Testing for hepatitis C
There are a variety of different tests performed on people who are suspected of having hepatitis C infection or in whom hepatitis C is diagnosed. These are to help in diagnosis, or to follow its progression, or to assess the response to treatment.

Blood tests
Hepatitis C antibodies are detected by a blood test known as an anti-HCV test. It looks for antibodies to hepatitis C which are produced by the body’s immune system in response to the virus. This test does not detect the virus itself, but rather the body’s immune response to the virus.

A positive antibody test will usually be confirmed using a second test and sometimes using a second sample of blood.

A positive result, known as anti-HCV positive, shows that a person has been exposed to the virus at some time. It does not detect whether the virus is still present or whether the person is infectious.

It may take a long time, sometimes a few months, for antibodies to appear in the blood following infection. It is usually eight to twelve weeks after exposure to the virus, but can occasionally be up to six months or more; this means that an antibody test taken too early may not detect exposure to hepatitis C.

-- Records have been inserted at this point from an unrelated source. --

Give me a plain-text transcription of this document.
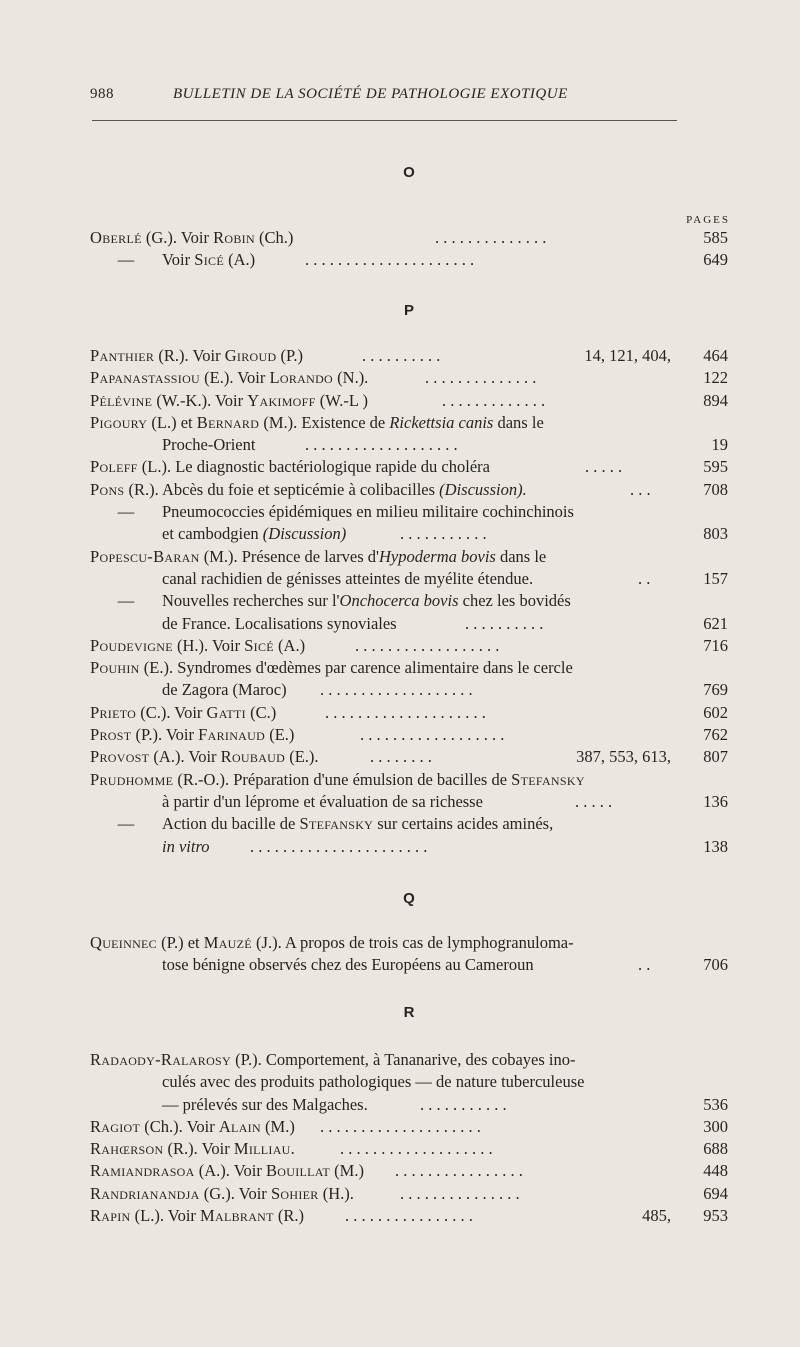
988	BULLETIN DE LA SOCIÉTÉ DE PATHOLOGIE EXOTIQUE
O
PAGES
Oberlé (G.). Voir Robin (Ch.)	. . . . . . . . . . . . . .	585
— Voir Sicé (A.)	. . . . . . . . . . . . . . . . . . . . .	649
P
Panthier (R.). Voir Giroud (P.)	. . . . . . . . . .	14, 121, 404, 464
Papanastassiou (E.). Voir Lorando (N.).	. . . . . . . . . . . . . .	122
Pélévine (W.-K.). Voir Yakimoff (W.-L )	. . . . . . . . . . . . .	894
Pigoury (L.) et Bernard (M.). Existence de Rickettsia canis dans le
Proche-Orient	. . . . . . . . . . . . . . . . . . .	19
Poleff (L.). Le diagnostic bactériologique rapide du choléra	. . . . .	595
Pons (R.). Abcès du foie et septicémie à colibacilles (Discussion).	. . .	708
— Pneumococcies épidémiques en milieu militaire cochinchinois
et cambodgien (Discussion)	. . . . . . . . . . .	803
Popescu-Baran (M.). Présence de larves d'Hypoderma bovis dans le
canal rachidien de génisses atteintes de myélite étendue.	. .	157
— Nouvelles recherches sur l'Onchocerca bovis chez les bovidés
de France. Localisations synoviales	. . . . . . . . . .	621
Poudevigne (H.). Voir Sicé (A.)	. . . . . . . . . . . . . . . . . .	716
Pouhin (E.). Syndromes d'œdèmes par carence alimentaire dans le cercle
de Zagora (Maroc) . . . . . . . . . . . . . . . . . . .	769
Prieto (C.). Voir Gatti (C.)	. . . . . . . . . . . . . . . . . . . .	602
Prost (P.). Voir Farinaud (E.)	. . . . . . . . . . . . . . . . . .	762
Provost (A.). Voir Roubaud (E.).	. . . . . . . .	387, 553, 613, 807
Prudhomme (R.-O.). Préparation d'une émulsion de bacilles de Stefansky
à partir d'un léprome et évaluation de sa richesse	. . . . .	136
— Action du bacille de Stefansky sur certains acides aminés,
in vitro . . . . . . . . . . . . . . . . . . . . . .	138
Q
Queinnec (P.) et Mauzé (J.). A propos de trois cas de lymphogranuloma-
tose bénigne observés chez des Européens au Cameroun	. .	706
R
Radaody-Ralarosy (P.). Comportement, à Tananarive, des cobayes ino-
culés avec des produits pathologiques — de nature tuberculeuse
— prélevés sur des Malgaches.	. . . . . . . . . . .	536
Ragiot (Ch.). Voir Alain (M.) . . . . . . . . . . . . . . . . . . . .	300
Rahœrson (R.). Voir Milliau.	. . . . . . . . . . . . . . . . . . .	688
Ramiandrasoa (A.). Voir Bouillat (M.) . . . . . . . . . . . . . . . .	448
Randrianandja (G.). Voir Sohier (H.).	. . . . . . . . . . . . . . .	694
Rapin (L.). Voir Malbrant (R.) . . . . . . . . . . . . . . . .	485, 953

The hepatitis C virus itself can be detected by a molecular test called Polymerase Chain Reaction (PCR) to detect hepatitis C viral RNA (HCV RNA). This test is normally done only in people who are anti-HCV positive. If the HCV RNA test is positive, the individual is currently infected. A positive antibody and negative HCV RNA test may indicate a previously cleared infection. Patients who are antibody positive but HCV RNA negative should have a second HCV RNA test after 4-6 weeks to confirm their negative status. However, there can be prolonged periods of up to six months when the virus remains undetectable and then reappears. PCR tests can be requested prior to the antibody test if exposure to HCV is thought to be recent (within 12 to 20 weeks).

Liver function test (LFTs)
Liver function tests (LFTs) are blood tests that measure substances in the bloodstream which indicate that the liver is damaged. However, they are not always good indicators of liver damage and do not detect the presence of the virus. LFT levels can fluctuate throughout the course of the disease. Sometimes they are normal, but this does not prove that liver damage is absent.

Assessing liver damage
Liver biopsy - one way to assess the amount of liver damage is a liver biopsy which involves taking a small sample of liver tissue for examination under a microscope. The test is usually performed under a local anaesthetic. A hollow fine needle is passed through the skin into the liver and a small piece of tissue is withdrawn inside the needle.

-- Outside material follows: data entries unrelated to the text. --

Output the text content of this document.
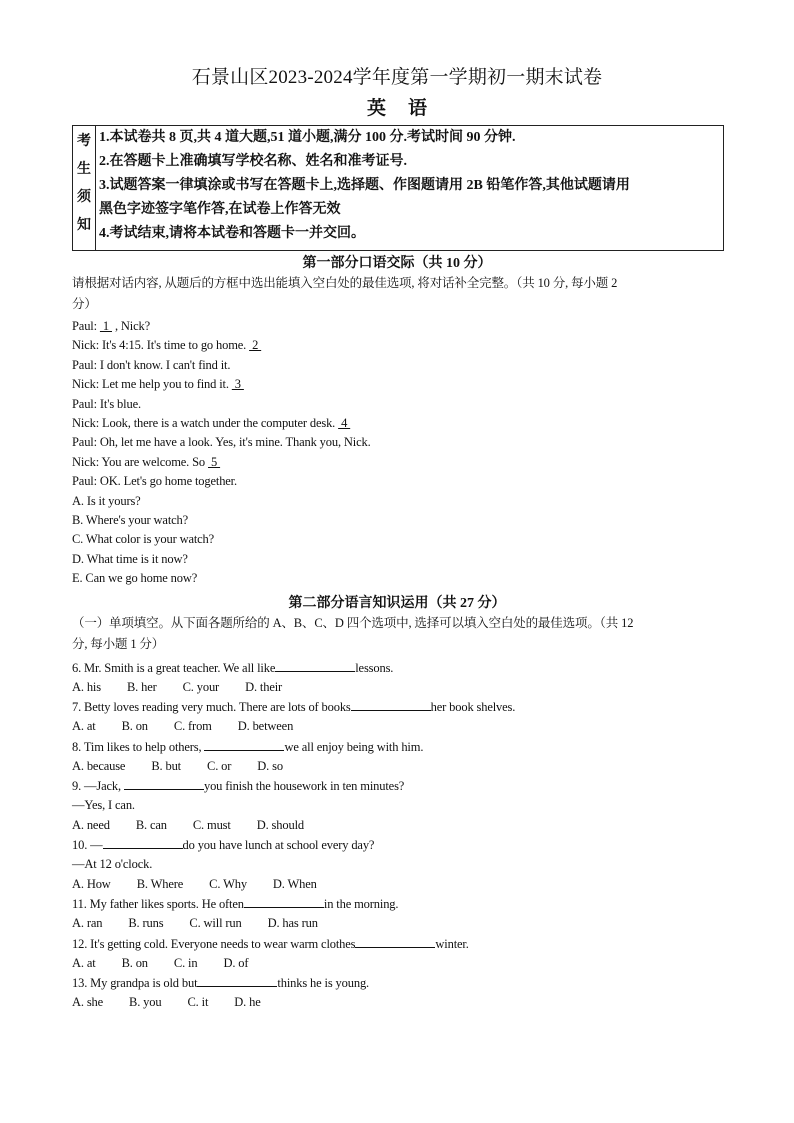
石景山区2023-2024学年度第一学期初一期末试卷
英语
考
生
须
知
1.本试卷共 8 页,共 4 道大题,51 道小题,满分 100 分.考试时间 90 分钟.
2.在答题卡上准确填写学校名称、姓名和准考证号.
3.试题答案一律填涂或书写在答题卡上,选择题、作图题请用 2B 铅笔作答,其他试题请用
黑色字迹签字笔作答,在试卷上作答无效
4.考试结束,请将本试卷和答题卡一并交回。
第一部分口语交际（共 10 分）
请根据对话内容, 从题后的方框中选出能填入空白处的最佳选项, 将对话补全完整。（共 10 分, 每小题 2
分）
Paul:  1  , Nick?
Nick: It's 4:15. It's time to go home.  2
Paul: I don't know. I can't find it.
Nick: Let me help you to find it.  3
Paul: It's blue.
Nick: Look, there is a watch under the computer desk.  4
Paul: Oh, let me have a look. Yes, it's mine. Thank you, Nick.
Nick: You are welcome. So  5
Paul: OK. Let's go home together.
A. Is it yours?
B. Where's your watch?
C. What color is your watch?
D. What time is it now?
E. Can we go home now?
第二部分语言知识运用（共 27 分）
（一）单项填空。从下面各题所给的 A、B、C、D 四个选项中, 选择可以填入空白处的最佳选项。（共 12
分, 每小题 1 分）
6. Mr. Smith is a great teacher. We all like	lessons.
A. his B. her C. your D. their
7. Betty loves reading very much. There are lots of books	her book shelves.
A. at B. on C. from D. between
8. Tim likes to help others,	we all enjoy being with him.
A. because B. but C. or D. so
9. —Jack,	you finish the housework in ten minutes?
—Yes, I can.
A. need B. can C. must D. should
10. —	do you have lunch at school every day?
—At 12 o'clock.
A. How B. Where C. Why D. When
11. My father likes sports. He often	in the morning.
A. ran B. runs C. will run D. has run
12. It's getting cold. Everyone needs to wear warm clothes	winter.
A. at B. on C. in D. of
13. My grandpa is old but	thinks he is young.
A. she B. you C. it D. he
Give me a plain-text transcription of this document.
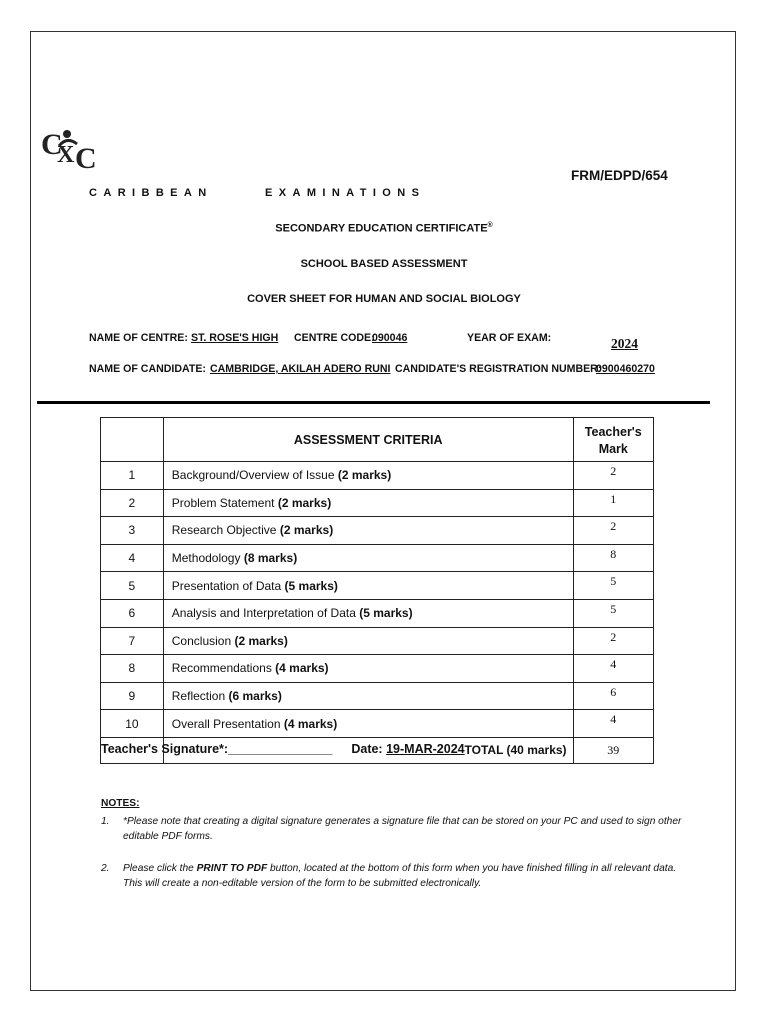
C
X C
FRM/EDPD/654
CARIBBEAN	EXAMINATIONS
SECONDARY EDUCATION CERTIFICATE®
SCHOOL BASED ASSESSMENT
COVER SHEET FOR HUMAN AND SOCIAL BIOLOGY
NAME OF CENTRE: ST. ROSE'S HIGH CENTRE CODE:
090046	YEAR OF EXAM:	2024
NAME OF CANDIDATE: CAMBRIDGE, AKILAH ADERO RUNI CANDIDATE'S REGISTRATION NUMBER:
0900460270
	ASSESSMENT CRITERIA	Teacher's
Mark
1	Background/Overview of Issue (2 marks)	2
2	Problem Statement (2 marks)	1
3	Research Objective (2 marks)	2
4	Methodology (8 marks)	8
5	Presentation of Data (5 marks)	5
6	Analysis and Interpretation of Data (5 marks)	5
7	Conclusion (2 marks)	2
8	Recommendations (4 marks)	4
9	Reflection (6 marks)	6
10	Overall Presentation (4 marks)	4
	TOTAL (40 marks)	39
Teacher's Signature*:_______________ Date: 19-MAR-2024
NOTES:
1. *Please note that creating a digital signature generates a signature file that can be stored on your PC and used to sign other editable PDF forms.
2. Please click the PRINT TO PDF button, located at the bottom of this form when you have finished filling in all relevant data. This will create a non-editable version of the form to be submitted electronically.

Liver biopsy can be uncomfortable, so good pain relief is important, though in some cases the procedure is quite painless. In many hospitals the procedure is performed as a day case, in others an overnight stay is necessary. The results of the biopsy are graded and staged according to the degree of inflammation and scarring.

Following a biopsy, some people feel sore and/or experience some discomfort. Therefore, anyone having a biopsy should think about making arrangements for someone to collect them from the hospital and to take them home.

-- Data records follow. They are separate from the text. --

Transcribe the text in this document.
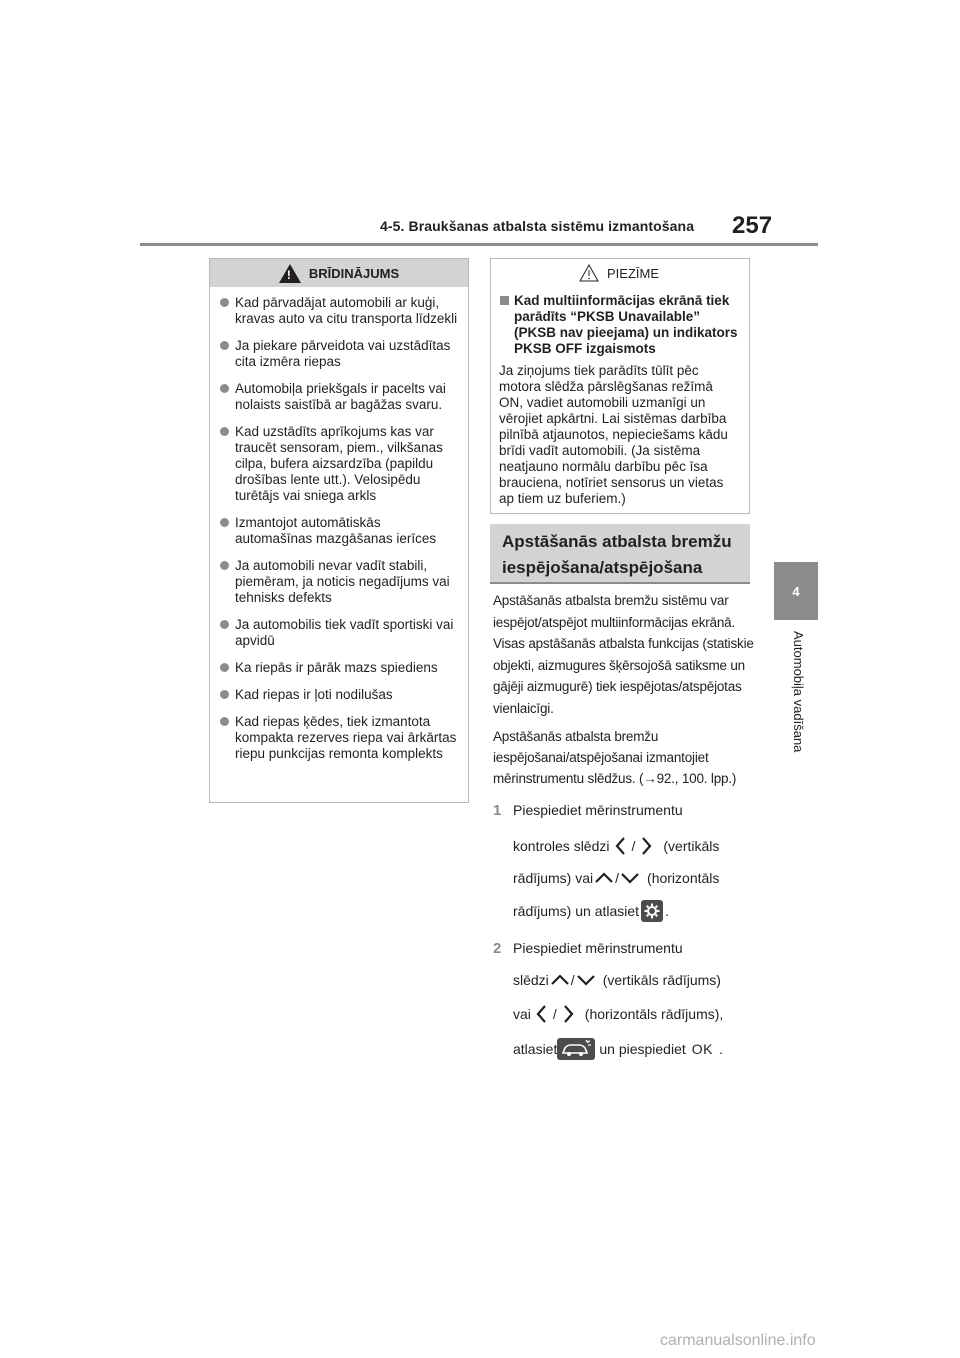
4-5. Braukšanas atbalsta sistēmu izmantošana 257
4
Automobiļa vadīšana
!
BRĪDINĀJUMS
Kad pārvadājat automobili ar kuģi, kravas auto va citu transporta līdzekli
Ja piekare pārveidota vai uzstādītas cita izmēra riepas
Automobiļa priekšgals ir pacelts vai nolaists saistībā ar bagāžas svaru.
Kad uzstādīts aprīkojums kas var traucēt sensoram, piem., vilkšanas cilpa, bufera aizsardzība (papildu drošības lente utt.). Velosipēdu turētājs vai sniega arkls
Izmantojot automātiskās automašīnas mazgāšanas ierīces
Ja automobili nevar vadīt stabili, piemēram, ja noticis negadījums vai tehnisks defekts
Ja automobilis tiek vadīt sportiski vai apvidū
Ka riepās ir pārāk mazs spiediens
Kad riepas ir ļoti nodilušas
Kad riepas ķēdes, tiek izmantota kompakta rezerves riepa vai ārkārtas riepu punkcijas remonta komplekts
PIEZĪME
Kad multiinformācijas ekrānā tiek parādīts “PKSB Unavailable” (PKSB nav pieejama) un indikators PKSB OFF izgaismots
Ja ziņojums tiek parādīts tūlīt pēc motora slēdža pārslēgšanas režīmā ON, vadiet automobili uzmanīgi un vērojiet apkārtni. Lai sistēmas darbība pilnībā atjaunotos, nepieciešams kādu brīdi vadīt automobili. (Ja sistēma neatjauno normālu darbību pēc īsa brauciena, notīriet sensorus un vietas ap tiem uz buferiem.)
Apstāšanās atbalsta bremžu iespējošana/atspējošana
Apstāšanās atbalsta bremžu sistēmu var iespējot/atspējot multiinformācijas ekrānā. Visas apstāšanās atbalsta funkcijas (statiskie objekti, aizmugures šķērsojošā satiksme un gājēji aizmugurē) tiek iespējotas/atspējotas vienlaicīgi.
Apstāšanās atbalsta bremžu iespējošanai/atspējošanai izmantojiet mērinstrumentu slēdžus. (→92., 100. lpp.)
1 Piespiediet mērinstrumentu
kontroles slēdzi / (vertikāls
rādījums) vai / (horizontāls
rādījums) un atlasiet .
2 Piespiediet mērinstrumentu
slēdzi / (vertikāls rādījums)
vai / (horizontāls rādījums),
atlasiet	un piespiediet OK .
carmanualsonline.info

Predictors of liver scarring – new tests are increasingly available as an alternative to liver biopsy, including blood tests to predict fibrosis and a type of ultrasound called fibroscanning. There are patient benefits of less invasive assessment of the condition of the liver, but further evidence is needed of how these tests compare against the quality and quantity of information available from biopsy.

Strains of hepatitis C
The hepatitis C virus is not a single type of virus. There are different
strains (genotypes) of hepatitis C with numerous subtypes.

The prevalence of different strains varies from country to country. In the UK, Western Europe and the United States the most common strains are types 1, 2 and 3. Subtypes are labelled a, b, c, etc. Therefore the patient could have hepatitis C 1a, hepatitis C 2a or hepatitis C 2b, and so on.

It is possible to be infected again with the same, or a different strain, of the virus or be infected with two strains at the same time. Unfortunately, antibodies produced in response to a challenge by the virus do not give protection against a future challenge by the virus .

The different strains do not appear to result in different patterns of disease, but they do differ in their response to treatment.

Because optimum treatment duration and treatment response varies according to the strain of hepatitis C infection, a test is recommended to determine the strain before treatment is advised. Genotype 1 is the most difficult strain to treat with current therapy.

The results of the various tests can be confusing and require specialist interpretation. It is important that people who have hepatitis C are referred to a specialist who should be a hepatologist, or a gastroenterologist with knowledge of liver disease.